In mathematics and physics, the question of the relationship between matter and the dynamic principles operative in the universe – energy, movement, time – was radically clarified by Alfred Onestone who in a celebrated algebraic formula showed that time, space and energy were all part of a homogeneous complex whose apparently different manifestations were merely a function of the relative position from which they were viewed: once again, as with Derwent, the human position was viewed as being a chance development, inadequate to grasping let alone commanding the situation in which it found itself. In the realm of language and philosophy, the great late twentieth-century thinker Jack Derider, elaborated this principle in relation to writing which he showed to have no logical beginning or end, to be constantly in a state of movement and transformation, and yet beyond which it was impossible to move since humankind are condemned to inhabit an epistemological world of symbolic (mis-) representation.
As a result of this, twenty-first century Dynamoans broadly share a belief in their existence in an irrational world, one that has no organizing principle other than that of chance and the laws of physics – insofar as these latter may be construed to be knowable. This realistic appraisal of existence has not led to nihilism or despair, but, on the contrary, to an enthusiastic acceptance of existence as it is offered to humankind and to a commitment to understanding and enjoying the miracle of it to the fullest degree. The fact that the beauty of the rose is purely a matter of chance, and that symmetries in human appearance or in their artistic creations have no intrinsic meaning, does not prevent the estimation and celebration of these phenomena. There is therefore a strong element of Epicureanism in the Dynamoan philosophy, coupled with a marked sense of community: since all humans depend on each other to survive within it, Dynamoans celebrate their shared fate and the beautiful if irrational environment in which they evolved. This does not mean that Dynamoans give themselves up passively to the destiny which has been meted out to them, but on the contrary strive constantly to question and interrogate the physical and moral laws of their universe, seeking no final or absolute solution to the problems it poses, but merely endeavoring to enhance their understanding, and therefore acceptance, of it.

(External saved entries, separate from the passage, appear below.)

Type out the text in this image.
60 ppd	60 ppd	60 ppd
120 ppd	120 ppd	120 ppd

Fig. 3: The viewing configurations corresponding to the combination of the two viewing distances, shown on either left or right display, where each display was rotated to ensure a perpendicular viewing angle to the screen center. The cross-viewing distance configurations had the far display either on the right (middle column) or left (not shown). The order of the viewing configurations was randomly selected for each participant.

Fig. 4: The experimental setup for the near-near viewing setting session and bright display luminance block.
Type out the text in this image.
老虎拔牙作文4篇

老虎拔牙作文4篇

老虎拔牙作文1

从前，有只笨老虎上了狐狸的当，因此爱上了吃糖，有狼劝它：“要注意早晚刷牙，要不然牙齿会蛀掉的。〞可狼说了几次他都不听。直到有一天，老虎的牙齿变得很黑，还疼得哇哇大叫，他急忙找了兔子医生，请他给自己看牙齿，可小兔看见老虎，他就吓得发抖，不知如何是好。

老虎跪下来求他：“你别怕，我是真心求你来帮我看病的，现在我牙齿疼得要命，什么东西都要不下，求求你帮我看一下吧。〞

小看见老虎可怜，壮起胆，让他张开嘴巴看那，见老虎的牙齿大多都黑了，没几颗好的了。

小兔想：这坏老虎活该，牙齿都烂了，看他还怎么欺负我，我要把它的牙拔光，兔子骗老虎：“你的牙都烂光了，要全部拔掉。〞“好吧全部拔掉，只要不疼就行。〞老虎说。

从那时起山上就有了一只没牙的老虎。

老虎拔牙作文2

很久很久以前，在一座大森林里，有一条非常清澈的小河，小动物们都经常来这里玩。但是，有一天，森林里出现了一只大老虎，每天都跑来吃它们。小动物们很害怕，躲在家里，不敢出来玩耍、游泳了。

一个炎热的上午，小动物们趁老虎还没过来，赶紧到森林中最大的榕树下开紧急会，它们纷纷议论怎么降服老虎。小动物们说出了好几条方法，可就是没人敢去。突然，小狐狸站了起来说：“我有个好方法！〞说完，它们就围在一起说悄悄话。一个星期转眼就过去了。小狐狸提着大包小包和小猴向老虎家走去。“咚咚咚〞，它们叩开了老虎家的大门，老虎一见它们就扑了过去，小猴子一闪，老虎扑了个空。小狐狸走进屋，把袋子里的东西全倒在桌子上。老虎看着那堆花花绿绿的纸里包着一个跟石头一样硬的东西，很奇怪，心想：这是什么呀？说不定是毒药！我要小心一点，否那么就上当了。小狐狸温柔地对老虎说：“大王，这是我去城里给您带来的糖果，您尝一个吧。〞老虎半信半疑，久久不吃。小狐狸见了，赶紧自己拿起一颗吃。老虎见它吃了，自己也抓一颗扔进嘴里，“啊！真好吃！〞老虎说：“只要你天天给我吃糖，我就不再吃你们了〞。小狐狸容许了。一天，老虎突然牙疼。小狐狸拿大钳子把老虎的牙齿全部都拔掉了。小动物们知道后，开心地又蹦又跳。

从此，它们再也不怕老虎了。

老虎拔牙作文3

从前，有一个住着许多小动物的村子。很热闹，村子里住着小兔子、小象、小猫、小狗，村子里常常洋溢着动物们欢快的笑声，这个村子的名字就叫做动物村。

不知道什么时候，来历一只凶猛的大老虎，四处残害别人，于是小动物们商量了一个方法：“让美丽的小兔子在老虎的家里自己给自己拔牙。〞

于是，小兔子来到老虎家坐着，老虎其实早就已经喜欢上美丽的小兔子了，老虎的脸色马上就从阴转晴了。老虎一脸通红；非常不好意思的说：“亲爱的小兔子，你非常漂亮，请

The integration of the human and the natural world that is intrinsic to the Dynamoan cultural tradition is reflected in the country’s literary tradition. Although since the time of the Romans, European classicism has strongly marked Dynamo’s culture, it has always, like England, also exhibited strong Romantic tendencies in which powerful individual or communal feelings of interaction with the natural world have led to an organic and imaginative approach to literary creation. The strong pantheistic tendencies of the country, along with the continuing vitality of local traditions and mythologies, has resulted in a highly imaged and sensuous poetry. In drama, the preeminence of comedy perhaps reflects the humorous acceptance of difference nurtured within a country with strong regional variations in customs and traditions. The national poet, William Bird, like Shakespeare in England, combines in his poetry and his plays (mostly comedies) a powerful lyrical propensity with brilliant and witty word-play. The epic tradition, vital in the 17th and 18th centuries, gives expression to the conflict between Romano-European influxes from around AD 200 and the older Celtic traditions of the preceding half millennium. Whereas in Britain Miltonic epic was magisterially synthesizing Christian and Classical mythology, in the work of Dynamo’s greatest epic poet, Gilbert Moth, it was the fusion of Roman and modern mythologies that came to the fore.
The country’s greatest lyric poets, Andrew Wonder and John Donwell, writing in the 17th century, explored the tensions between urban and civic values and those of a more traditional rural and pastoral tradition, a preoccupation renewed and rejuvenated in the 19th century by Romantic poets such as Robert Rose and Patrick Horizon. The following poem, written by the latter, a native of Arcadia, gives an idea:
A Song of Rural Obscurity
Out of the thicket a bird – a partridge
Beats its wings laboriously into flight
In a heavy diagonal climb cross the furrows.
Under the bank, through the hemlock and mallow,
A rabbit bobs towards the burrows of the warren.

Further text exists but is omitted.